On November 4, 2020, Ethiopia’s unelected Prime Minister Abiy Ahmed mobilized the Ethiopian National Defense Forces (ENDF), the Eritrean Defense Forces (EDF), the Amhara Special Forces, and Afar Special Forces to launch a war against the 7 million people of the region of Tigray, the northernmost region of the Ethiopian federation. In a statement shared on Twitter while much of the world was focused on the outcome of the American elections, the 2019 Nobel Peace Prize winner declared a war that has unleashed the worst humanitarian crisis in recent memory. Despite the Ethiopian regime’s repeated assertions that this is a “domestic” operation directed against a political entity, the ongoing involvement of Eritrean troops, the reported use of armed drones, the atrocious human rights abuses, and escalating humanitarian crisis in Tigray clearly show that this is an all-out war being waged against the people of Tigray.
In the 200+ days since the declaration of war, there have been verified reports of widespread civilian massacres, extra-judicial executions, sexual and gender-based violence, weaponized starvation, looting, destruction of health care facilities, and forced displacement of millions of Tigrayans. The picture emerging from these seven months of war—albeit incomplete due to a telecommunications blockade affecting large swaths of the region—provides a glimpse into the level of devastation in Tigray. According to the latest figures, over 70,000 civilians have been killed in Tigray , while 70,000 have been forced to seek refuge in Sudan , and 2.2 million more people have been internally displaced . Of the region’s 7 million residents, more than 91% or 5.2 million people are in dire need of emergency food assistance - 2.3 million of them are children .
In addition to attacks against the safety and security of Tigrayan civilians, the Ethiopian, Eritrean, and Amhara forces have also undertaken the wholesale destruction of essential infrastructure and services in the region. Over 80% of healthcare facilities and over 99% of ambulances have been looted, vandalized, or destroyed, exacerbating the already dire humanitarian conditions . Moreover, 75% of state and private universities have been destroyed while countless sacred and religious institutions have been desecrated . These facts and figures paint a vivid picture of the reality on the ground: far from being a ‘domestic law and order’ operation, this is a genocidal war waged by the Eritrean and Ethiopian regimes to annihilate the history and culture, political existence, and future of the people of Tigray.
Under the leadership of Abiy Ahmed—in consort with the dictator of Eritrea, Isaias Afewerki— this war has been waged in the dark, making it impossible to obtain up-to-date information on the true extent of destruction in the region. Despite urgent calls by the international community, the Ethiopian government has refused to provide unhindered access to aid organizations or international journalists. As such, the figures mentioned above do not reflect the true magnitude of the destruction caused by the genocidal war in Tigray.

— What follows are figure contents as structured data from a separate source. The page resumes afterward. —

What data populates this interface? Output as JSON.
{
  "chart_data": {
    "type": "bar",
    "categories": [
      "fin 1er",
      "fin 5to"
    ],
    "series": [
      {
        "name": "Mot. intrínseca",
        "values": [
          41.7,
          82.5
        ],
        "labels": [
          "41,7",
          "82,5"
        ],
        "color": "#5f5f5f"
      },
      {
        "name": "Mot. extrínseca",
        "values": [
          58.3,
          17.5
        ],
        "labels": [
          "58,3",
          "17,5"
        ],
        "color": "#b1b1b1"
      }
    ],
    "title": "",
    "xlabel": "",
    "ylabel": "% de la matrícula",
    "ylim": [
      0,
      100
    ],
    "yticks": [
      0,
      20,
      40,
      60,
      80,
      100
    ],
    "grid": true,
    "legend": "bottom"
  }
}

In her witness testimony before the U.S. Senate Committee on Foreign Relations, Ms. Sarah Charles of USAID stated, “the severity of abuse is among the absolute worst I have seen in my nearly two decades of humanitarian work.” This statement indicates the extent of the atrocities that have been committed against the people of Tigray for over two hundred days now. International Organizations, aid agencies, journalists, and political actors have confirmed that what is happening in Tigray amounts to war crimes and crimes against humanity. Levels of hitherto unseen violence and brutality have been inflicted on the most vulnerable populations through widespread massacres, sexual violence, and weaponized starvation. It is evident that the Ethiopian, Eritrean, and Amhara troops have been and continue to undertake systematic attempts to destroy families and completely dismantle Tigrayan society. These facts are even more alarming given that communication blackouts have been widespread in the region, which means that existing reports do not capture the full scale of the atrocities. A full picture of the extent of the war crimes, crimes against humanity, and acts of genocide will only be revealed through independent international investigations.
As such, it is more important than ever for the international community to move beyond expressions of concern and take tangible actions to mitigate the worsening humanitarian crisis in Tigray and hold perpetrators accountable.